Intervento: la scuola deve avere riferimenti fermi …

Si, come nel caso della storia i libri di testo di storia raccontano i fatti accaduti, ma è una sciocchezza colossale, perché questo fatto che si ritiene accaduto in realtà può essere totalmente differente da quello che viene descritto. Vi faccio un esempio che ho verificato qualche anno fa con un amico francese. I nostri libri di testo raccontano il risorgimento in un certo modo: vi ricordate che ad un certo punto gli italiani hanno chiesto l’aiuto dei francesi per sconfiggere gli austriaci in cambio di Nizza e della Savoia, poi i francesi hanno cambiato idea hanno firmato il trattato famoso di Villafranca, si sono accordati con gli austriaci e non ci hanno più aiutati ma si sono tenuti Nizza e la Savoia, ora questo è nei nostri libri di storia, nei libri francesi la cosa non viene posta in questi termini, non viene affatto posta come un tradimento come nei nostri libri di storia, ma come una decisione dovuta dalla necessità presa saggiamente dall’imperatore Napoleone III, viene invece dato un grande rilievo all’aiuto nobile che la Francia ha dato all’Italia per liberarsi dal giogo austro ungarico. Insomma è un modo di porre la storia in modo totalmente differente, così come probabilmente nei libri di storia inglesi e americani la rivoluzione americana verrà raccontata in modo differente: dagli inglesi come dei ribelli maledetti che si sono portati via una ricchezza immensa, e dall’altra invece come i patrioti che hanno sottratto l’America a degli usurpatori che volevano soltanto mantenere l’America per farsi gli affari loro, cosa verissima per altro, però … Intervento: ciascun popolo inneggia a questi valori di lealtà tutto sommato …

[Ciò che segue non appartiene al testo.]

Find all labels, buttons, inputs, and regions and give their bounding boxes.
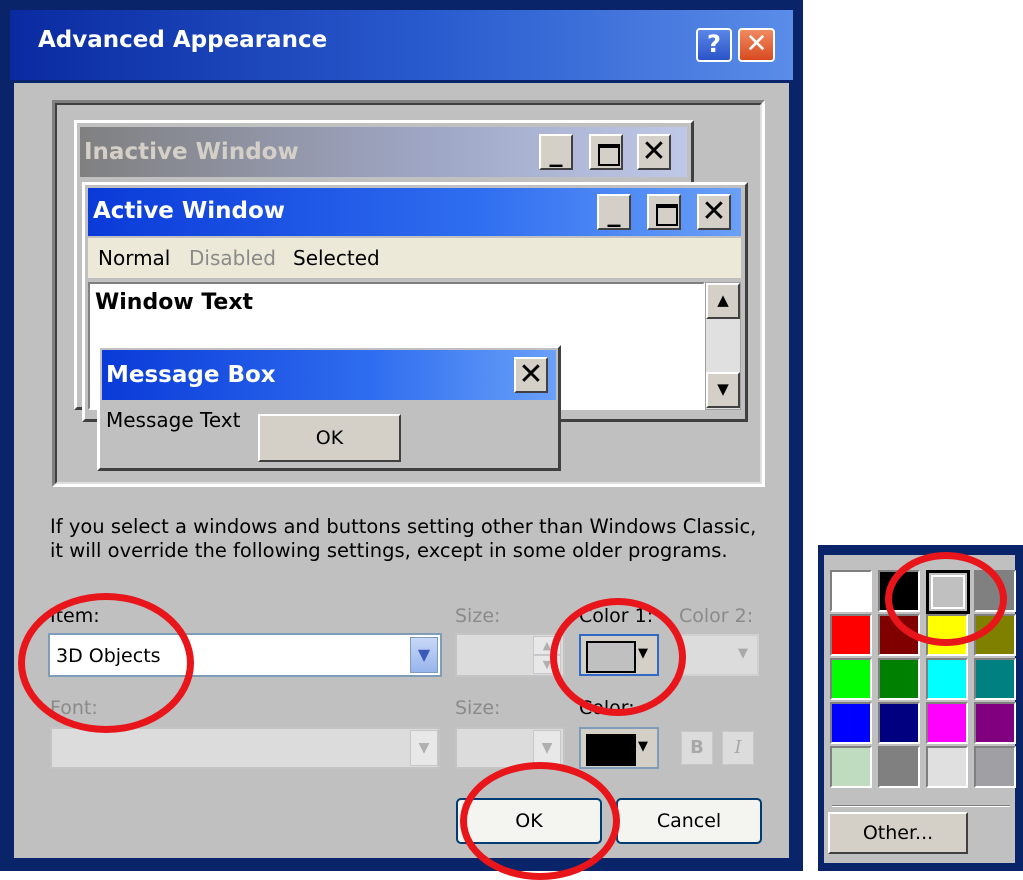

Certo, ma a questo punto è vero quello che dice il libro di storia francese o quello che dice il libro di storia italiano? Sono vere entrambe le cose perché muovono da giochi linguistici differenti, che hanno regole differenti, se la regola del gioco che sto facendo è salvare l’incolumità del Risorgimento mi muoverò in un certo modo, se devo salvare la bontà e la generosità dell’imperatore Napoleone III farò un altro gioco, ma rispetto alle premesse da cui partono entrambi i discorsi sono assolutamente veri, è vero che i francesi ci hanno traditi, ed è vero che Napoleone III ha fatto quello che ha fatto perché non poteva fare altrimenti, per evitare danni economici e politici alla Francia quindi ha fatto l’interesse della Francia.

È per questo che è pressoché impossibile la composizione di una lite, perché entrambi i contendenti sono assolutamente convinti di avere ragione, e hanno ragione, è vero, hanno assolutamente ragione, e quindi non cederanno mai a meno che uno non faccia un nobile gesto, però è difficile che ceda sapendo di avere ragione, da qui qualche divorzio ogni tanto, perché entrambi hanno ragione. È così che funzionano le cose, è il modo in cui gli umani pensano e ciascuno non può non pensare che quello che pensa lui non sia vero, se no non lo penserebbe, se lo pensa è perché lo pensa vero, e chiunque pensa esattamente così. La cosa più drammatica è che non solo ciò che si pensa è vero, ma anche il suo contrario è vero, per altri motivi ma è vero, a questo punto manca ogni riferimento, e quando si perde ogni riferimento allora non rimane che l’unica cosa che consente di continuare a riflettere su queste cose, a pensarle e a elaborarle.